Decision No. 1: In 2003, Hatch, a freelance war photographer, had a visa for Kuwait and a plane ticket to the Philippines. Hatch (a former staff member at the Gazette-Times) heard the drumbeat leading up to the second Gulf War. She had covered the first Gulf War, and returning to Kuwait would have given her the chance to once again document how war affects the lives of women and children and how it scars the environment.

But her gut said “don’t go.”

“I was trying to make the break from war photography,” she said. “How many (more) moms do I want to watch crying over the graves of their babies? Just for my psychological and emotional well-being, it was time for me to travel another path.”

Hence the ticket to the Philippines, where Hatch vacationed and completed her scuba-diving certification. A few days into the vacation, she was tooling around the jungle on an all-terrain vehicle, when she whipped around a corner and came face-to-face with decision No. 2: “I had a choice,” Hatch recalled, “between a wall, a cliff and a pedestrian. So I chose the wall.”

The ATV went up and over the wall. Her helmet flew off and she was pinned beneath the ATV. Her left wrist was shattered.

The next day, back at the diving school where she was staying, staff members suggested that she might want to have a professional look at the wrist. As it turned out, the guests at the scuba school included a doctor from a hospital on another Filipino island. He escorted Hatch to his hospital, where arrangements were made for a surgery.

So Hatch found herself in a hospital thousands of miles from home, scared and alone. That’s when the owner of the driving school arranged for one of his waitresses, a Filipino woman named Leah Mamhot, to stay with Hatch at the hospital while she recuperated.

During her four-day hospital stay, Hatch learned that Mamhot, then 31, always had wanted to be a teacher. But she had put that dream on hold and took the waitressing job to earn money to help her widowed mother.

Hatch came to a third decision: “I decided I would like to send Leah to college.”

And so it began, the project that Hatch called “Leah’s Dream.” Working with financial consultant, Louise Barker of OSU Federal Credit Union, Hatch ironed out the financial details of transferring money to the Philippines. (Hatch’s first donation was $500 in U.S. cash sent through the mail; the money actually made it to Mamhot, who was “a little freaked out by that,” Hatch said.)

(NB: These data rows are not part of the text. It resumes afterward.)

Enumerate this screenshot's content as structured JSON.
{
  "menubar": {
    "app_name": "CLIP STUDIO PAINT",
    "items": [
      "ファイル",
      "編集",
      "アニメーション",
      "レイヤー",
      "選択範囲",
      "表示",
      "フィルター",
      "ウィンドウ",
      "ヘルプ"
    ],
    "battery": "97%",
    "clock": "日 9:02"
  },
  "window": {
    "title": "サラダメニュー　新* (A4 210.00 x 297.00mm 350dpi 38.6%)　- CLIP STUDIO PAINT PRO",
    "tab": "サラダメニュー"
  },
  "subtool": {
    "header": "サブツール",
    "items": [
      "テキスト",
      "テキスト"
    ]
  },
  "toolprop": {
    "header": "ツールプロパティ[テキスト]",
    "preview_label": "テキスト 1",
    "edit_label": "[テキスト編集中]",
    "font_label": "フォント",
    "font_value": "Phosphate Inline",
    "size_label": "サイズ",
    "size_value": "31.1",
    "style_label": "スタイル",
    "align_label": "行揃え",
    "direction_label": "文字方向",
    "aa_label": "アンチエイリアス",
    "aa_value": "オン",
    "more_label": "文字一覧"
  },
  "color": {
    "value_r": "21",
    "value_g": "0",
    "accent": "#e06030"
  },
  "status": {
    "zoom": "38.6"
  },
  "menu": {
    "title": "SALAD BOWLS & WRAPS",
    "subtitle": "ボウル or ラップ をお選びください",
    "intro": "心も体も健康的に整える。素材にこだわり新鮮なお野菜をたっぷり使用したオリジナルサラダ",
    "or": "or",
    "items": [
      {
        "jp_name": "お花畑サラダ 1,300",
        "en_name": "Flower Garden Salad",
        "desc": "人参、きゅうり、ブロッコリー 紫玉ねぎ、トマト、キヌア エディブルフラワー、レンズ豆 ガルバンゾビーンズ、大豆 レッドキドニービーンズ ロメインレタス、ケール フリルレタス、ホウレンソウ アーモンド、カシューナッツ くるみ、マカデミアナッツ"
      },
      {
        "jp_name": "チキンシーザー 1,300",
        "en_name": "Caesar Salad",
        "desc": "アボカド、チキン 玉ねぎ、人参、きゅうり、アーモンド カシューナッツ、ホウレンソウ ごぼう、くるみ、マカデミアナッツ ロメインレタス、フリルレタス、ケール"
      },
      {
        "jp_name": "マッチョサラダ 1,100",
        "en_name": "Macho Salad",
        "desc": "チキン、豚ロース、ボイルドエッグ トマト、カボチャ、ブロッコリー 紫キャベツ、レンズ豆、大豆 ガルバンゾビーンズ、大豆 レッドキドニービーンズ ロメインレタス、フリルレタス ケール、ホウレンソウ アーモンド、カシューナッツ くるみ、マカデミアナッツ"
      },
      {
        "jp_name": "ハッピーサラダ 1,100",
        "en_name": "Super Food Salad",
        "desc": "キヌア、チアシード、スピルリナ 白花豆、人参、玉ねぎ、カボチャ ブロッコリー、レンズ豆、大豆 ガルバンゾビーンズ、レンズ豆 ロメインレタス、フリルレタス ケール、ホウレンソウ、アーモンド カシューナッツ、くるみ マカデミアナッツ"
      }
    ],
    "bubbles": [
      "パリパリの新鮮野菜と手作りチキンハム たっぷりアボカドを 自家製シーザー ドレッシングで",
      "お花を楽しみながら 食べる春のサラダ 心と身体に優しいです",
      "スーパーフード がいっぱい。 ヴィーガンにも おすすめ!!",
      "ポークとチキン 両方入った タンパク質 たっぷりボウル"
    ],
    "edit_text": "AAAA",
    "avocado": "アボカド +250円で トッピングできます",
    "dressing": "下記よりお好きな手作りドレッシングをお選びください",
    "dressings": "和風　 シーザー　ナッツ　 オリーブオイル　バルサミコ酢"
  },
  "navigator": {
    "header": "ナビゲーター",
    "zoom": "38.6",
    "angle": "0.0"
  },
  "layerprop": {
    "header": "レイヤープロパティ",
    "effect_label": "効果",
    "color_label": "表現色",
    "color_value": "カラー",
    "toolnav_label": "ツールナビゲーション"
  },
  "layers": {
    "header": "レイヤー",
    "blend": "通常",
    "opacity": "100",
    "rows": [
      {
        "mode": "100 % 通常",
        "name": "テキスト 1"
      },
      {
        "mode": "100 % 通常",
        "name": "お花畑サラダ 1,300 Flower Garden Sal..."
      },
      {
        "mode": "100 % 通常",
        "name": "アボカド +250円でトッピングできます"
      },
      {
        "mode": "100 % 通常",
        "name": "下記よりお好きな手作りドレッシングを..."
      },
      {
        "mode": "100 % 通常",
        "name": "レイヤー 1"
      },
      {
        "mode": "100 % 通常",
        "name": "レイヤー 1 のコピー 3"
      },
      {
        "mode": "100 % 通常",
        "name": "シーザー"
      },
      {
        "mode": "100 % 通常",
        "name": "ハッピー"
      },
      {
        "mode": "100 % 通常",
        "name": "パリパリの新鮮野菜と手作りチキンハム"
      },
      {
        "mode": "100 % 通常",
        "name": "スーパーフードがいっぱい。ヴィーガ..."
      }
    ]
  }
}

Four years later, in October 2007, Mamhot graduated with honors from La Salle University in the Philippines, and Hatch returned to witness the graduation. Mamhot’s college education cost about $2,500. She’s now teaching at a Montessori school in Ozamis City, on the island of Mindanao.

And Hatch has made another decision: “Leah’s Dream” shouldn’t end with Leah Mamhot.

So she’s launching, on a deliberately small scale, a nonprofit organization, the Isis Initiative**. The goal of Isis is to identify other women across the world who need help paying for an education so that they can then, in turn, give back to their communities. Isis will be looking for women who want to become, for example, teachers, nurses, doctors.

Mamhot will serve as Isis’ liaison in the Philippines, and that’s where the organization will focus its initial efforts, but Hatch hopes some day to expand to other countries as well.

First things first, though: Hatch has assembled a small board of directors, and the board is working through ideas to raise money and has set some goals for the next year. “Anything more than $5,000 would make us really happy,” she said, and noted that amount would pay for at least one college education in the Philippines.

“It’s a simple start,” Hatch said, but she added: “I have big, big, big dreams, obviously. Kind of like Leah.”

**Note: in 2018, we changed our name to Women’s Education Initiative.